When Jennie was five she started going to public school. Her world blossomed. She rides the bus and is in a class with others like herself. Her teachers have taken the businesslike attitude that Jennie is a student who is capable of learning. They’ve taught her to count to ten (sometimes she makes it to twenty) and to recite her body parts. She got an identification bracelet at school and learned her name and address. One day she came home and said, “Commere!” After we had all gathered around, she took a crayon and sheet of paper and very laboriously wrote out the letters: J-E-N-N-I-E. Then she put her hands on her hips and beamed.

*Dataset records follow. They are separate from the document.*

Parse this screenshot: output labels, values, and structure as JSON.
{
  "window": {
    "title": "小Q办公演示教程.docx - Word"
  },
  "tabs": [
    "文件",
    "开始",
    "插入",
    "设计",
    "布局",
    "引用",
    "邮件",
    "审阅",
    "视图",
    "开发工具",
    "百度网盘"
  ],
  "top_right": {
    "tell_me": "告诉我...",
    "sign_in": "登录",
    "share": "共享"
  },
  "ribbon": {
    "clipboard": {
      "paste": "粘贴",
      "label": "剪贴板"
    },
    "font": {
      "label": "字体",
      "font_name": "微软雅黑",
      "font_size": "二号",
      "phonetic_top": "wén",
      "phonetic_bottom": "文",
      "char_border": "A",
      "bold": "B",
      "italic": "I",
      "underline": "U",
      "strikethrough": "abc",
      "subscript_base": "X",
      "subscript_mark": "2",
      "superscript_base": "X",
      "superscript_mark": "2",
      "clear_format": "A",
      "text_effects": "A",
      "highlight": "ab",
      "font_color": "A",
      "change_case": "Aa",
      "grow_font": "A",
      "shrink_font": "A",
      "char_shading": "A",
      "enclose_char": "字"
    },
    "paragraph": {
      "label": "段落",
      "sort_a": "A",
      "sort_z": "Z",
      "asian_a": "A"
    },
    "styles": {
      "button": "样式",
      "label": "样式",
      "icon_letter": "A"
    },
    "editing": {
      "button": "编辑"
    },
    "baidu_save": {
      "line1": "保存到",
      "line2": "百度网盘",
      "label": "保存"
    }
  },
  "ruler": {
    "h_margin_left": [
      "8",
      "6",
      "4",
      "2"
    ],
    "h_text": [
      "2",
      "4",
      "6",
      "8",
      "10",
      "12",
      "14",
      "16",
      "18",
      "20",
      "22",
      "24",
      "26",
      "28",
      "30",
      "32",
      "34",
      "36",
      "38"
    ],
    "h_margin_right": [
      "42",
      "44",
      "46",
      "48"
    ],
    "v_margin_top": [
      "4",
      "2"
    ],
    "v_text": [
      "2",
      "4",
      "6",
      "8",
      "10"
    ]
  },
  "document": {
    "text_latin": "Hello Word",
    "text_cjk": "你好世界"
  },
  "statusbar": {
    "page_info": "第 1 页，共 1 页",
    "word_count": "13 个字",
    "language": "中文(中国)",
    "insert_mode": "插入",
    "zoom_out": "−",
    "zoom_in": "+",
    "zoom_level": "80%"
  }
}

We had wanted to keep one of her school group pictures, but Jennie didn’t cooperate. She wore the picture out. Jennie would proudly name each person in it over and over, starting with her teacher and tracing her fingers to the faces of each of her classmates. She recited the names for us, and, when no one listened anymore, she would sit down and name them for herself. She took the picture to bed with her and would find it first thing next morning. She carried it everywhere. Within a week the faces were blurred, and Jennie’s litany turned into a puzzled recital as she searched in vain for the missing persons.

TV is special to her. She likes ballgames, enjoys clapping and cheering with the fans, and she gets irritated if we try to change the channel when she’s watching football or baseball. Her favorite program is Emergency. “Woo-woo,” she calls it, circling her hand above her head to imitate the flashing red light. I don’t know how much she understands of the program, but she cries during the commercials.

Little things are what you remember about her. The way she can drop off to sleep suddenly as if she were shot, and the way she marches through the house on a cold morning trailing her sheet behind her like a queen on the way to her coronation. She’s not all sweetness. She can be grouchy in the morning; often she comes out of her room looking like the wrath. She can be stubborn, bossy, sulky. She even has her own profanity, which she resorts to use on special occasions: “Cock-ka-me!” We discourage her from saying it. Usually, though, Jennie is happy. She enjoys the little things—undressing to take a bath, eating watermelon, going for drives in the car, being left alone to explore the refrigerator. Most of all, she loves people. She likes to be around them, tickle them, talk to them, laugh with them. Give her a chance, and she’ll take off after the other kids and play with them for hours and hours just like she is one of them. Which, of course, she is.